Definition Franchising
Existenzgründung mit Partnerschaft
Wer sich selbstständig machen will und sich für Franchising entscheidet, hat es leichter. Franchising passt zu all jenen, die nicht als Einzelkämpfer, sondern in einem starken Team starten wollen.

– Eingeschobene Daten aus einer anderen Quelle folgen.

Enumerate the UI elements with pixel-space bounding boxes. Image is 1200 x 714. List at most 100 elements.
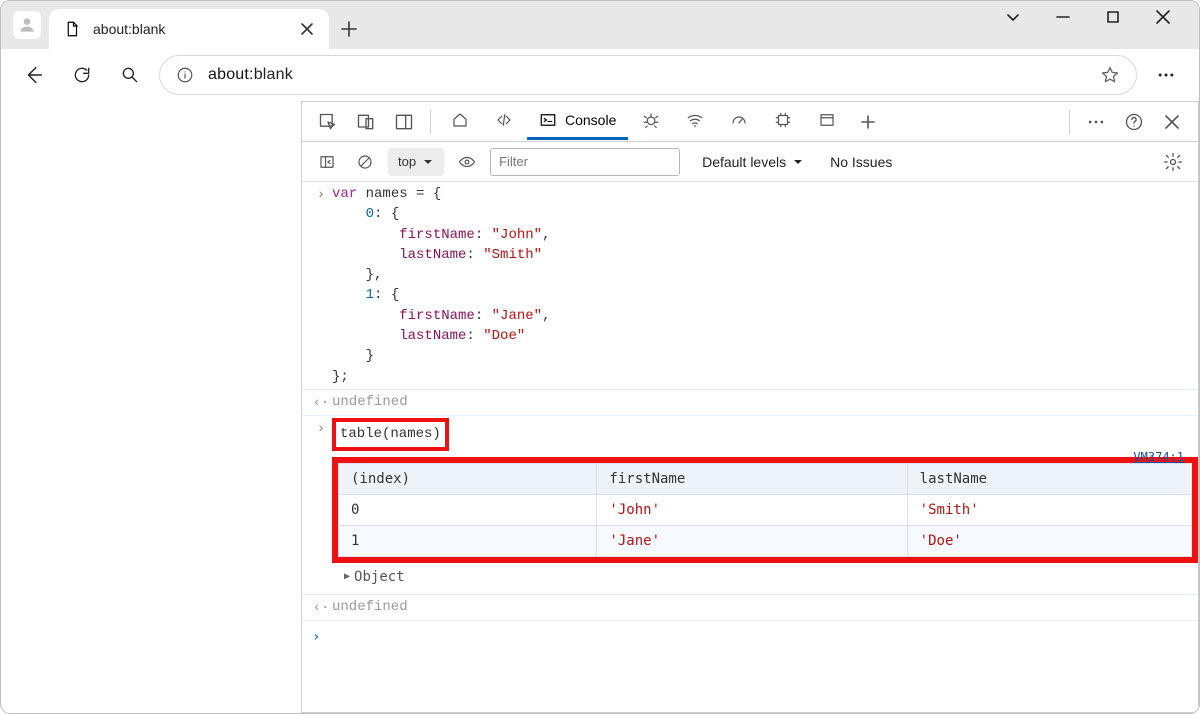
live-expression-button[interactable] [452, 147, 482, 177]
clear-icon [356, 153, 374, 171]
home-icon [451, 111, 469, 129]
browser-tab[interactable]: about:blank [49, 9, 329, 49]
maximize-button[interactable] [1099, 3, 1127, 31]
cell-index: 1 [339, 526, 597, 557]
tab-console[interactable]: Console [527, 104, 628, 140]
cell-lastname: 'Smith' [907, 494, 1191, 525]
devtools-more-button[interactable] [1078, 104, 1114, 140]
wifi-icon [686, 111, 704, 129]
source-link[interactable]: VM374:1 [1133, 449, 1184, 466]
profile-button[interactable] [13, 11, 41, 39]
chevron-down-icon [1004, 8, 1022, 26]
dock-side-button[interactable] [386, 104, 422, 140]
back-button[interactable] [15, 56, 53, 94]
reload-icon [72, 65, 92, 85]
favorite-icon[interactable] [1100, 65, 1120, 85]
browser-menu-button[interactable] [1147, 65, 1185, 85]
close-tab-icon[interactable] [299, 21, 315, 37]
chevron-down-icon [792, 156, 804, 168]
highlight-box: table(names) [332, 418, 449, 450]
tab-network[interactable] [674, 104, 716, 140]
plus-icon [859, 113, 877, 131]
close-icon [1155, 9, 1171, 25]
col-index[interactable]: (index) [339, 463, 597, 494]
titlebar: about:blank [1, 1, 1199, 49]
window-controls [999, 3, 1191, 49]
gauge-icon [730, 111, 748, 129]
info-icon [176, 66, 194, 84]
user-icon [17, 15, 37, 35]
eye-icon [458, 153, 476, 171]
tab-elements[interactable] [483, 104, 525, 140]
toggle-sidebar-button[interactable] [312, 147, 342, 177]
console-input-1: › var names = { 0: { firstName: "John", … [302, 182, 1198, 389]
console-toolbar: top Default levels No Issues [302, 142, 1198, 182]
device-toggle-button[interactable] [348, 104, 384, 140]
tab-application[interactable] [806, 104, 848, 140]
table-row: 1 'Jane' 'Doe' [339, 526, 1192, 557]
cell-lastname: 'Doe' [907, 526, 1191, 557]
more-tabs-button[interactable] [850, 104, 886, 140]
minimize-icon [1055, 9, 1071, 25]
new-tab-button[interactable] [329, 9, 369, 49]
context-label: top [398, 154, 416, 169]
reload-button[interactable] [63, 56, 101, 94]
inspect-icon [318, 112, 338, 132]
browser-window: about:blank about:blank [0, 0, 1200, 714]
input-prompt-icon: › [310, 184, 332, 205]
close-icon [1163, 113, 1181, 131]
col-lastname[interactable]: lastName [907, 463, 1191, 494]
maximize-icon [1106, 10, 1120, 24]
issues-label[interactable]: No Issues [830, 154, 892, 170]
console-return-2: ‹· undefined [302, 594, 1198, 620]
inspect-element-button[interactable] [310, 104, 346, 140]
tab-title: about:blank [93, 21, 287, 37]
console-body[interactable]: › var names = { 0: { firstName: "John", … [302, 182, 1198, 712]
cell-firstname: 'Jane' [597, 526, 907, 557]
search-icon [120, 65, 140, 85]
search-button[interactable] [111, 56, 149, 94]
close-window-button[interactable] [1149, 3, 1177, 31]
tab-memory[interactable] [762, 104, 804, 140]
devtools-close-button[interactable] [1154, 104, 1190, 140]
filter-input[interactable] [490, 148, 680, 176]
address-bar[interactable]: about:blank [159, 55, 1137, 95]
col-firstname[interactable]: firstName [597, 463, 907, 494]
chip-icon [774, 111, 792, 129]
log-levels-selector[interactable]: Default levels [702, 154, 804, 170]
bug-icon [642, 111, 660, 129]
context-selector[interactable]: top [388, 148, 444, 176]
undefined-text: undefined [332, 597, 1188, 617]
return-icon: ‹· [310, 392, 332, 413]
console-prompt[interactable]: › [302, 620, 1198, 657]
cell-index: 0 [339, 494, 597, 525]
more-horizontal-icon [1086, 112, 1106, 132]
object-expand-line[interactable]: ▶ Object [302, 565, 1198, 593]
plus-icon [340, 20, 358, 38]
devtools-panel: Console top [301, 101, 1199, 713]
return-icon: ‹· [310, 597, 332, 618]
tab-sources[interactable] [630, 104, 672, 140]
devices-icon [356, 112, 376, 132]
chevron-down-icon [422, 156, 434, 168]
input-prompt-icon: › [310, 418, 332, 439]
code-block: var names = { 0: { firstName: "John", la… [332, 184, 1188, 387]
cell-firstname: 'John' [597, 494, 907, 525]
chevron-down-button[interactable] [999, 3, 1027, 31]
tab-performance[interactable] [718, 104, 760, 140]
dock-icon [394, 112, 414, 132]
minimize-button[interactable] [1049, 3, 1077, 31]
sidebar-icon [318, 153, 336, 171]
devtools-help-button[interactable] [1116, 104, 1152, 140]
arrow-left-icon [23, 64, 45, 86]
triangle-right-icon: ▶ [344, 570, 350, 585]
tab-console-label: Console [565, 112, 616, 128]
code-icon [495, 111, 513, 129]
app-icon [818, 111, 836, 129]
tab-welcome[interactable] [439, 104, 481, 140]
gear-icon [1163, 152, 1183, 172]
console-table: (index) firstName lastName 0 'John' 'Smi… [338, 463, 1192, 558]
clear-console-button[interactable] [350, 147, 380, 177]
console-settings-button[interactable] [1158, 147, 1188, 177]
help-icon [1124, 112, 1144, 132]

Man übernimmt ein erprobtes Konzept und minimiert so das mit einer Existenzgründung verbundene Risiko. Das notwendige Know-how wird durch entsprechende Schulungen vermittelt.
Der Deutsche Franchise-Verband e.V. definiert Franchising wie folgt:
Der Begriff „Franchise“ bezeichnet eine Unternehmensform und ein spezifisches Vertriebssystem.
Franchising ist ein auf Partnerschaft basierendes Vertriebssystem mit dem Ziel der Verkaufsförderung. Dabei räumt das Unternehmen, das als sogenannter Franchise-Geber auftritt, meist mehreren Partnern (Franchise-Nehmern) das Recht ein, mit seinen Produkten oder Dienstleistungen unter seinem Namen ein Geschäft zu betreiben.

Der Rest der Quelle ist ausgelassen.